←back to thread

548 points kmelve | 3 comments | | HN request time: 0.001s | source
Show context
rhubarbtree ◴[] No.45112846[source]
Does anyone have a link to a video that uses Claude Code to produce clean robust code that solves a non trivial problem (ie not tic tac toe or a landing page) more quickly than a human programmer can write? I don’t want a “demo”, I want a livestream from an independent programmer unaffiliated with any AI company and thus not incentivised to hype.

I want the code to have subsequently been deployed in production and demonstrably robust, without additional work outside of the livestream.

The livestream should include code review, test creation, testing, PR creation.

It should not be on a greenfield project, because nearly all coding is not.

I want to use Claude and I want to be more productive, but my experience to date is that for writing code beyond autocomplete AI is not good enough and leads to low quality code that can’t be maintained, or else requires so much hand holding that it is actually less efficient than a good programmer.

There are lots of incentives for marketing at the grassroots level. I am totally open to changing my mind but I need evidence.

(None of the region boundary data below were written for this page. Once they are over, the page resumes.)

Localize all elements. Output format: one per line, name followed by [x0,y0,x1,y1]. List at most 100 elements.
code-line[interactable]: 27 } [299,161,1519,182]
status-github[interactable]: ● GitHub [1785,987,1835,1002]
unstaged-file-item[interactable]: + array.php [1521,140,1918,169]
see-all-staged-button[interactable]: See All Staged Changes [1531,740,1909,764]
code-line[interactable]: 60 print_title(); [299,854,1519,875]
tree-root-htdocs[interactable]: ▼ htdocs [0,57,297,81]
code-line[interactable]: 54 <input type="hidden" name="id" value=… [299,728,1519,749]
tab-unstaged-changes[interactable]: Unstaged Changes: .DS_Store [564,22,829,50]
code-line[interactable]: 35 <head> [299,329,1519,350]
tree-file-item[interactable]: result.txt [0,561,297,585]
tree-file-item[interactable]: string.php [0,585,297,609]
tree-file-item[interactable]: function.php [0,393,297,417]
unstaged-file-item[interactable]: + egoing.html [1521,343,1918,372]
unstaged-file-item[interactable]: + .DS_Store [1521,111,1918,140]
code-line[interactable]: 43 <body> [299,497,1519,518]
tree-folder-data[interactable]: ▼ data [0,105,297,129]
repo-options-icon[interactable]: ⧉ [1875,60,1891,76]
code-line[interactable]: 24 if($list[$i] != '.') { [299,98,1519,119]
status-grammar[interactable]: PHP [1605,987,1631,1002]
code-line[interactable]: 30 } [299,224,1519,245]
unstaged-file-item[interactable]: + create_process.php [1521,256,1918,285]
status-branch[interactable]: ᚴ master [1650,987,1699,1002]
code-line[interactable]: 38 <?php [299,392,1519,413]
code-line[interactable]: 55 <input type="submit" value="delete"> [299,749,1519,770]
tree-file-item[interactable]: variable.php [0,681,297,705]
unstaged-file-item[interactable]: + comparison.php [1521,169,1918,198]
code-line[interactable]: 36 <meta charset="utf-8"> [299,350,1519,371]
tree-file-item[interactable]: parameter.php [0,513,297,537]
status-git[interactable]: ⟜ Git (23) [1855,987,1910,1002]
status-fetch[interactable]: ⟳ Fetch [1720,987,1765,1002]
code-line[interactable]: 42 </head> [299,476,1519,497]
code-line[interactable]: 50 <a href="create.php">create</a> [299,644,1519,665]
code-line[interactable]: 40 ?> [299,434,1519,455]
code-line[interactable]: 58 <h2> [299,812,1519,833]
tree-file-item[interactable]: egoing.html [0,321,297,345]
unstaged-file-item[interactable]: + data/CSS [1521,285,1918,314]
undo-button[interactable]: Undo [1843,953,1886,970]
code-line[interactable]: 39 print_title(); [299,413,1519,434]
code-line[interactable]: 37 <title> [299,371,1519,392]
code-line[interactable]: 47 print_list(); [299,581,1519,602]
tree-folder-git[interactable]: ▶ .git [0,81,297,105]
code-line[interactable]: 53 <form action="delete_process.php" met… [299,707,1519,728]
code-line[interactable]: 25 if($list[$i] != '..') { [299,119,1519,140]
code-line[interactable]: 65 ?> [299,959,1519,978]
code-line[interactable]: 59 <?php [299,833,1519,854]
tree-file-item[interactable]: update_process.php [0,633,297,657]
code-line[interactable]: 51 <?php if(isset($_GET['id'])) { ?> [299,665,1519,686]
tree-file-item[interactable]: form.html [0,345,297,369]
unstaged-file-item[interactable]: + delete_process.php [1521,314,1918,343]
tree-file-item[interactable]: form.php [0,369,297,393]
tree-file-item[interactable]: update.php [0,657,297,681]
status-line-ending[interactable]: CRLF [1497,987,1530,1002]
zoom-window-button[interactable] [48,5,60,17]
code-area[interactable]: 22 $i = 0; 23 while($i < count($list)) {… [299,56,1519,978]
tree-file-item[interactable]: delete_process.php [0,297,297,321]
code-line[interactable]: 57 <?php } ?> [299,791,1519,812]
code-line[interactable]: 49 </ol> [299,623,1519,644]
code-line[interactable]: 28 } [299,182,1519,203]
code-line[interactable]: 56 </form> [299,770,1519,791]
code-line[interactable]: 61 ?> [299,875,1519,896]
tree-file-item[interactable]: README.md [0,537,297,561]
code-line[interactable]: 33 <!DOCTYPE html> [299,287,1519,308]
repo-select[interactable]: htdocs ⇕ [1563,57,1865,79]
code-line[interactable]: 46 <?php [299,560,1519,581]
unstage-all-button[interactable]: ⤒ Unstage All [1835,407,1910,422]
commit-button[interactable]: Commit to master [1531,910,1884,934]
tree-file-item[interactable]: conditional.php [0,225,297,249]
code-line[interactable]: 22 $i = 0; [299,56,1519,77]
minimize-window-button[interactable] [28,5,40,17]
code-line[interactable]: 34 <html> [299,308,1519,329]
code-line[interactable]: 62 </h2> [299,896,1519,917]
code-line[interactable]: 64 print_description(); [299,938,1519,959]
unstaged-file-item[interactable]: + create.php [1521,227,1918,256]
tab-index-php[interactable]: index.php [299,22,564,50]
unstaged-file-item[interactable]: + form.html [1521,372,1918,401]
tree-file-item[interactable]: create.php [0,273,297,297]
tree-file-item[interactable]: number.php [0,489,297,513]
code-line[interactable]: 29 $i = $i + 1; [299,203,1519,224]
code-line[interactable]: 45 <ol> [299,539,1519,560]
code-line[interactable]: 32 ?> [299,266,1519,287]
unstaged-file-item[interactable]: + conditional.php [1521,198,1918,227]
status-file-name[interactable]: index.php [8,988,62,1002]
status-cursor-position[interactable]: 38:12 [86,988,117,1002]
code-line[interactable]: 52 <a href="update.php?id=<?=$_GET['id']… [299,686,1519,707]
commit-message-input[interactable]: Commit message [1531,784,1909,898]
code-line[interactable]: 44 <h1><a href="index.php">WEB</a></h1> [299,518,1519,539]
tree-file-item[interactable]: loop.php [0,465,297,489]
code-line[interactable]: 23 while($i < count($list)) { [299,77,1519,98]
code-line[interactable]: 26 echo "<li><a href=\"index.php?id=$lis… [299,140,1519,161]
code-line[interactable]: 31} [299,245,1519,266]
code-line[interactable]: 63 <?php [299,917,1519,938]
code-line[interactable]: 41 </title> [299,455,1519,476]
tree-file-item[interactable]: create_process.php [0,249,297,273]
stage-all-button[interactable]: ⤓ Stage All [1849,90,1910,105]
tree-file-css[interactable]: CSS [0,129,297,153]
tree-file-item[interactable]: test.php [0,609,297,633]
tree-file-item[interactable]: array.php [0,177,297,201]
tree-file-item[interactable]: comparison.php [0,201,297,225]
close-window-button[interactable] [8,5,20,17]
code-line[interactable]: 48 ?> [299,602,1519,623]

replies(27): >>45112915 #>>45112951 #>>45112960 #>>45112964 #>>45112968 #>>45112985 #>>45112994 #>>45113041 #>>45113054 #>>45113123 #>>45113184 #>>45113229 #>>45113316 #>>45113448 #>>45113465 #>>45113643 #>>45113677 #>>45113802 #>>45114193 #>>45114454 #>>45114485 #>>45114519 #>>45115642 #>>45115900 #>>45116522 #>>45123605 #>>45125152 #
MontyCarloHall ◴[] No.45114454[source]
Forget a livestream, I want to hear from maintainers of complex, actively developed, and widely used open-source projects (e.g. ffmpeg, curl, openssh, sqlite). Highly capable coding LLMs have been out for long enough that if they do indeed have meaningful impact on writing non-trivial, non-greenfield/boilerplate code, it ought to be clearly apparent in an uptick of positive contributions to projects like these.
replies(3): >>45114495 #>>45115514 #>>45120070 #
1. stitched2gethr ◴[] No.45115514[source]
This contains some specific data with pretty graphs: https://youtu.be/tbDDYKRFjhk?t=623

But if you do professional development and use something like Claude Code (the current standard, IMO) you'll quickly get a handle on what it's good at and what it isn't. I think it took me about 3-4 weeks of working with it at an overall 0x gain to realize what it's going to help me with and what it will make take longer.

replies(2): >>45116205 #>>45139157 #
2. MontyCarloHall ◴[] No.45116205[source]
This is a great conference talk, thanks for sharing!

To summarize, the authors enlisted a panel of expert developers to review the quality of various pull requests, in terms of architecture, readability, maintainability, etc. (see 8:27 in the video for a partial list of criteria), and then somehow aggregate these criteria into an overall "productivity score." They then trained a model on the judgments of the expert developers, and found that their model had a high correlation with the experts' judgment. Finally, they applied this model to PRs across thousands of codebases, with knowledge of whether the PR was AI-assisted or not.

They found a 35-40% productivity gain for easy/greenfield tasks, 10-15% for hard/greenfield tasks, 15-20% for easy/brownfield tasks, and 0-10% for hard/brownfield tasks. Most productivity gains went towards "reworked" code, i.e. refactoring of recent code.

All in all, this is a great attempt at rigorously quantifying AI impact. However, I do take one major issue with it. Let's assume that their "productivity score" does indeed capture the overall quality of a PR (big assumption). I'm not sure this measures the overall net positive/negative impact to the codebase. Just because a PR is well-written according to a panel of expert engineers doesn't mean it's valuable to the project as a whole. Plenty of well-written code is utterly superfluous (trivial object setters/getters come to mind). Conversely, code that might appear poorly written to an outsider expert engineer could be essential to the project (the highly optimized C/assembly code of ffmpeg comes to mind, or to use an extreme example, anything from Arthur Whitney). "Reworking" that code to be "better written" would be hugely detrimental, even though the judgment of an outside observer (and an AI trained on it) might conclude that said code is terrible.

3. oblio ◴[] No.45139157[source]
Thank you for sharing the video, it's great! Puts into words a lot of things I was thinking.